The motto at Oh! Chocolate has been the same for almost four decades: if you stop into the shop, you get a sample. Margo Masaoka regards it as a family tradition, started by her parents, Gertie and Carl Krautheim, who opened Oh! Chocolate on Mercer Island 37 years ago. Today, Masaoka works part-time at the shop having largely passed the baton to her daughter and son-in-law Marisa and Ty Barrett. 

Marisa makes all the chocolates as her grandmother once did: by hand, in small batches. She moves the liquid chocolate from the melter and tempers it slowly, gradually cooling it to create the right texture. Oh! Chocolate truffles are known for their quality, especially the generous amount of chocolate on the outside, which creates a hard candy shell that cracks on first bite. The tender, creamy truffle or just-set caramel within then melts in the eater’s mouth. 
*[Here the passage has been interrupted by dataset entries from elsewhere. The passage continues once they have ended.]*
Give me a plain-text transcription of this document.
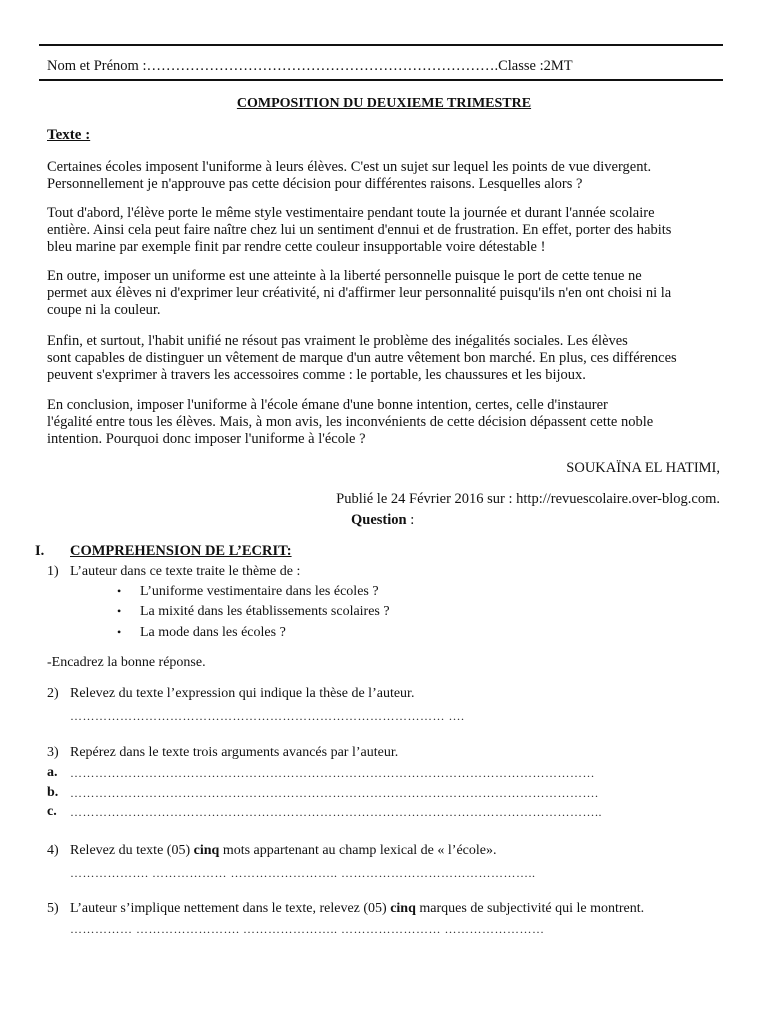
Nom et Prénom :……………………………………………………………….Classe :2MT
COMPOSITION DU DEUXIEME TRIMESTRE
Texte :
Certaines écoles imposent l'uniforme à leurs élèves. C'est un sujet sur lequel les points de vue divergent.
Personnellement je n'approuve pas cette décision pour différentes raisons. Lesquelles alors ?
Tout d'abord, l'élève porte le même style vestimentaire pendant toute la journée et durant l'année scolaire
entière. Ainsi cela peut faire naître chez lui un sentiment d'ennui et de frustration. En effet, porter des habits
bleu marine par exemple finit par rendre cette couleur insupportable voire détestable !
En outre, imposer un uniforme est une atteinte à la liberté personnelle puisque le port de cette tenue ne
permet aux élèves ni d'exprimer leur créativité, ni d'affirmer leur personnalité puisqu'ils n'en ont choisi ni la
coupe ni la couleur.
Enfin, et surtout, l'habit unifié ne résout pas vraiment le problème des inégalités sociales. Les élèves
sont capables de distinguer un vêtement de marque d'un autre vêtement bon marché. En plus, ces différences
peuvent s'exprimer à travers les accessoires comme : le portable, les chaussures et les bijoux.
En conclusion, imposer l'uniforme à l'école émane d'une bonne intention, certes, celle d'instaurer
l'égalité entre tous les élèves. Mais, à mon avis, les inconvénients de cette décision dépassent cette noble
intention. Pourquoi donc imposer l'uniforme à l'école ?
SOUKAÏNA EL HATIMI,
Publié le 24 Février 2016 sur : http://revuescolaire.over-blog.com.
Question :
I. COMPREHENSION DE L’ECRIT:
1) L’auteur dans ce texte traite le thème de :
• L’uniforme vestimentaire dans les écoles ?
• La mixité dans les établissements scolaires ?
• La mode dans les écoles ?
-Encadrez la bonne réponse.
2) Relevez du texte l’expression qui indique la thèse de l’auteur.
……………………………………………………………………………… ….
3) Repérez dans le texte trois arguments avancés par l’auteur.
a. ………………………………………………………………………………………………………………
b. ……………………………………………………………………………………………………………….
c. ………………………………………………………………………………………………………………..
4) Relevez du texte (05) cinq mots appartenant au champ lexical de « l’école».
………………. ……………… …………………….. ………………………………………..
5) L’auteur s’implique nettement dans le texte, relevez (05) cinq marques de subjectivité qui le montrent.
…………… ……………………. ………………….. …………………… ……………………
Photo courtesy Oh! Chocolate

Gertie’s earliest inspiration for Oh! Chocolate came shortly after the bombing of Pearl Harbor. Knowing that chocolates would bring comfort and calm to her community, she instinctively served visiting neighbors her chocolates during a blackout period. Carl, seeing her growing passion for and curiosity about chocolate making, built her a small air-conditioned room for her to work on her recipes, and when the couple moved to Wenatchee after World War II, they opened their first chocolate shop. At the insistence of their eldest daughter, they moved to Mercer Island, where they believed a shop for artisan chocolates in a small, yet growing community near Seattle would gain more traction. In the shop’s earliest days, Gertie made all the chocolates, while Carl greeted each person who walked through the door with a complimentary truffle or caramel. 

Many Mercer Island kids grew up relishing trips to the shop, knowing the motto meant a chocolate sample always awaited. When those children went off to college, their parents would send them chocolates from the shop, Masaoka says. “When they come back home from college, they come here. They get married and have children. They bring them, and their kids get chocolate.”
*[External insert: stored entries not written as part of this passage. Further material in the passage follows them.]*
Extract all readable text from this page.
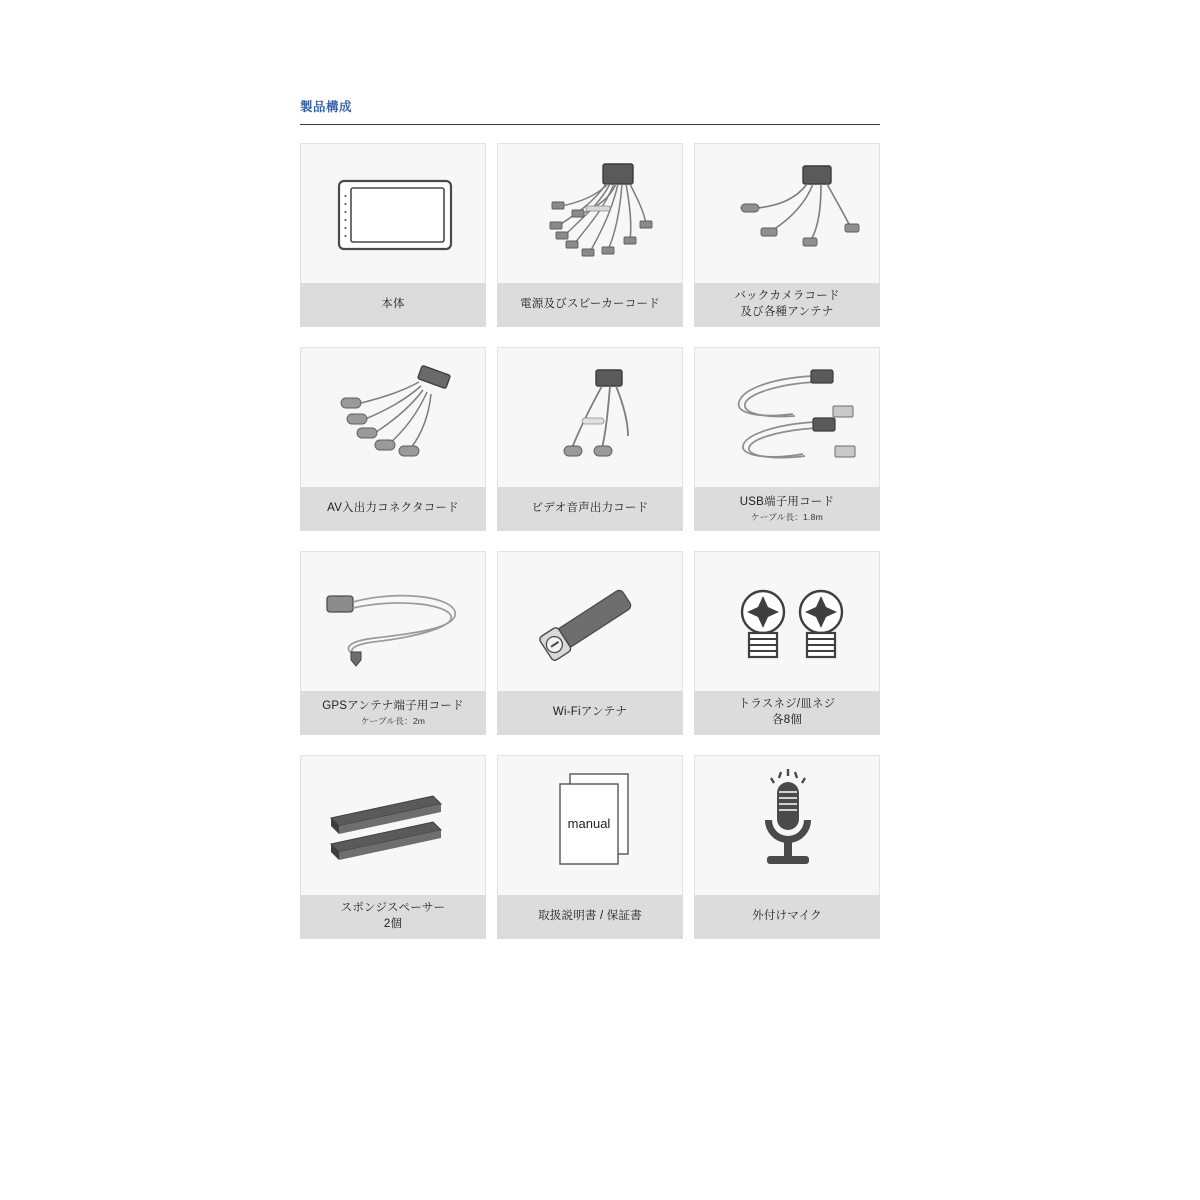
製品構成
本体	電源及びスピーカーコード
バックカメラコード
及び各種アンテナ
AV入出力コネクタコード	ビデオ音声出力コード
USB端子用コード
ケーブル長：1.8m
GPSアンテナ端子用コード
ケーブル長：2m
Wi-Fiアンテナ
トラスネジ/皿ネジ
各8個
スポンジスペーサー
2個
manual
取扱説明書 / 保証書	外付けマイク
Margo Masaoka in Oh! Chocolate. Photo courtesy Oh! Chocolate

Oh! Chocolate welcomes them all from its traditional corner chocolate shop façade, with a black and white striped awning and its name on the door in cursive-like script. Inside, the warm, caramel-colored walls glow pink from a line of small red lampshades. Multi-colored stripes and textures differentiate the abundance of truffles and caramels in the glass case: the smooth white chocolate shell denotes the Mercer Island latte truffle, light blue stripes on dark chocolate signify bourbon, a zig-zag of violet on milk chocolate represents the Pacific Northwest blackberry, and a dusting of earthy red marks the notable mango habanero.

“Many of the little girls grow up and they’ll have their favorite flavors at their weddings and use our chocolates for wedding favors,” says Masaoka. “It becomes a part of their life.”

Though a banner hangs above the Oh! Chocolate storefront announcing the shop’s 37th anniversary, much of the shop remains unchanged since Gertie and Carl founded it. As the shop transitions to its third-generation owners, it continues to welcome a third-generation of regulars who look forward to samples of chocolate, with Ty now welcoming visitors as Carl once did, with a smile and a sample. 

Oh! Chocolate is located at 2703 76th Avenue SE on Mercer Island and online at OhChocolate.Com.